Después El Zorro, yo y el médico entramos en recinto similar a un estudio de radio, pero, en vez de la mesa con los micrófonos había una camilla donde hacían recostar al paciente. Una vez puesto ahí, la camilla se movía hasta penetrar en un especie de horno y un ruido poderoso sonaba por todo el recinto. La mitad del cuerpo del Zorro estaba adentro de eso. Yo me senté a su lado, en una silla de plástico y me puse unos auriculares que me dieron. Después de media hora, lo sacaron afuera, pero no lo bajaron de la camilla. Entró uno de los médicos que accionaba la máquina y sacando una jeringa, le inyectó algo al Zorro en el brazo derecho. "Es para tener más contraste", me dijo. Después le volvieron a dar otro golpe de horno magnético.
Ahora me río, porque me acuerdo que la primera vez que lo sacan, el Zorro -como si la conversación de la sala de estar continuara- me dijo: "¡Basta de parodia!". Me acuerdo también que el médico que lo inyectaba me miró como preguntándome si estaba loco.

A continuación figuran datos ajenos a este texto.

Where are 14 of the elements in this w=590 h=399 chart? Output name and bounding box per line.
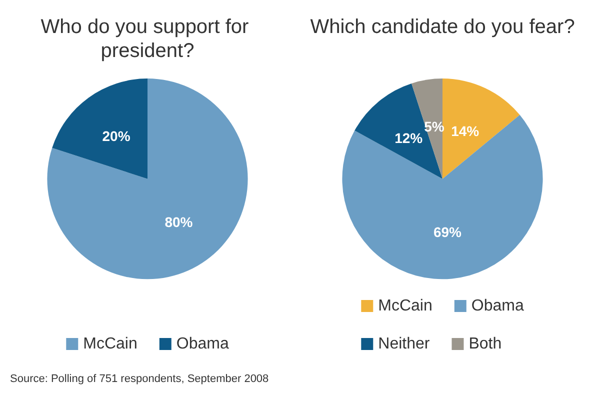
data-label: 80% [164, 214, 194, 230]
legend-label: Both [468, 336, 502, 352]
chart-title: Who do you support for president? [40, 16, 254, 62]
legend-label: Obama [471, 298, 524, 314]
source-note: Source: Polling of 751 respondents, September 2008 [9, 373, 270, 385]
legend-label: Obama [176, 336, 229, 352]
data-label: 14% [451, 122, 480, 139]
legend-label: McCain [83, 336, 138, 352]
legend-label: McCain [378, 298, 432, 314]
data-label: 20% [102, 128, 131, 144]
data-label: 69% [433, 224, 462, 240]
legend-label: Neither [378, 336, 430, 352]
data-label: 12% [394, 130, 424, 146]
chart-title: Which candidate do you fear? [310, 16, 575, 38]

Hace unos días almorcé con Daniel Helder, otro amigo que también escribe poesía. Me contó que lo había ayudado al Zorro en su última mudanza. Las mudanzas del Zorro son míticas, de hecho, en las cotratapas de sus libros -que el mismo escribe, como Odracir Nazarayes, cambiando las letras de su nombre- se dice que ha perdido infinidad de novelas inéditas saltando de hotel en hotel. Helder me contó que El Zorro estaba sentado en un colchón pelado, como un mono desnudo, mientras él y otros le movían los muebles. De golpe, me dijo, me encontré con una foto vieja, donde él estaba muy joven, corriendo, vestido de deportista. "¡Qué estás mirando!", le gritó El Zorro. Y cuando Helder le pasó la foto, El Zorro la agarró con la mano y la puso a un brazo de distancia y desde ahí la escrutó, casi en trance.
Dicen que El Zorro era un tipo muy fachero. Que siempre estaba vestido de manera elegante. Bilingüe, solía gastar a Guzmán, García y Lamborghini a quienes llamaba, despectivamente, “los analfa”. En fin, un tipo escribe unos libros muy flacos, de pocas páginas. Y para algunos se convierte en el mejor escritor de mundo. De hecho, ciertos lugares donde suceden sus relatos, se modifican para siempre en la percepción de sus lectores. Algunas de las palabras que él utiliza, se vuelven más intensas y le sirven a otros para decir algo que no sabían cómo hacerlo. Y más. Cuando el partido se complica, aparecen tipos que, desinteresadamente, lo ayudan a ser más digno frente a las insistencias de Caronte. Sólo porque escribió.